The best part is, Amazon Prime customers get this for free. Amazon raised eyebrows a month or so ago when they jacked up the price of Prime from $80/year to $100 (half price for students, by the way), but now at least they are adding value with no extra cost. It might have been an easier pill to swallow if the price increase occurred at the same time as the Prime Music announcement, but that ship has sailed. Prime was already a good deal for frequent purchasers at Amazon, as Prime users get free two-day shipping on most products. Additionally, Amazon Prime Videos are a great resource and competitor to Netflix, HBO GO, and RedBox.
By comparison, Apple's iTunes Radio is free, but ad supported. iTunes Match customers (such as myself) get ad-free iTunes Radio, making the iTunes Match service more valuable. Ironically, Steve Jobs was against music subscription services for a long time. He had debates with Jimmy Iovine, one of Apple's most recent hires thanks to the Beats acquisition. Jobs felt that consumers watched movies once or twice but listened to the same music repeatedly. Therefore, movie and TV show rentals made sense, but music was to be purchased. I understand this because, like Jobs, I grew up in the era of the Beatles, Michael Jackson, Bob Dylan, Stevie Wonder, and the Rolling Stones. These were classic artists whose songs would live on. I cherished my collection of vinyl records, as I was a disc jockey at my high school and fraternity.

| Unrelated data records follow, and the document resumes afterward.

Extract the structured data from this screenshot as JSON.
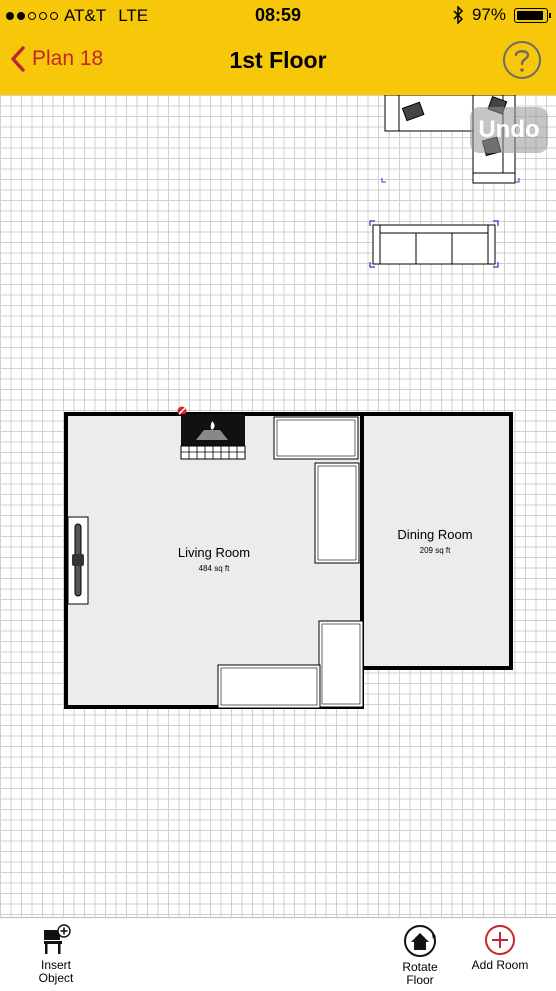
{
  "status_bar": {
    "signal_dots": [
      true,
      true,
      false,
      false,
      false
    ],
    "carrier": "AT&T",
    "network": "LTE",
    "time": "08:59",
    "battery_percent": "97%",
    "battery_level": 0.97,
    "bluetooth_icon": "bluetooth-icon"
  },
  "nav": {
    "back_label": "Plan 18",
    "title": "1st Floor",
    "help_icon": "question-circle-icon"
  },
  "canvas": {
    "undo_label": "Undo",
    "rooms": [
      {
        "name": "Living Room",
        "area": "484 sq ft"
      },
      {
        "name": "Dining Room",
        "area": "209 sq ft"
      }
    ]
  },
  "toolbar": {
    "insert_object": "Insert\nObject",
    "rotate_floor": "Rotate\nFloor",
    "add_room": "Add Room"
  },
  "colors": {
    "header": "#f7c80a",
    "accent_red": "#c5252d",
    "room_fill": "#ececec"
  }
}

Today, however, music is electronic, invisible, and more disposable. Artists come and go, with little staying power. Maybe I'm a fuddy duddy, but will people listen to Justin Bieber, the Jonas Brothers, or Miley Cyrus in thirty years? Not likely. It makes sense to rent today's music and listen via the many radio services. Now, with Amazon's Prime Music, it makes even more financial sense.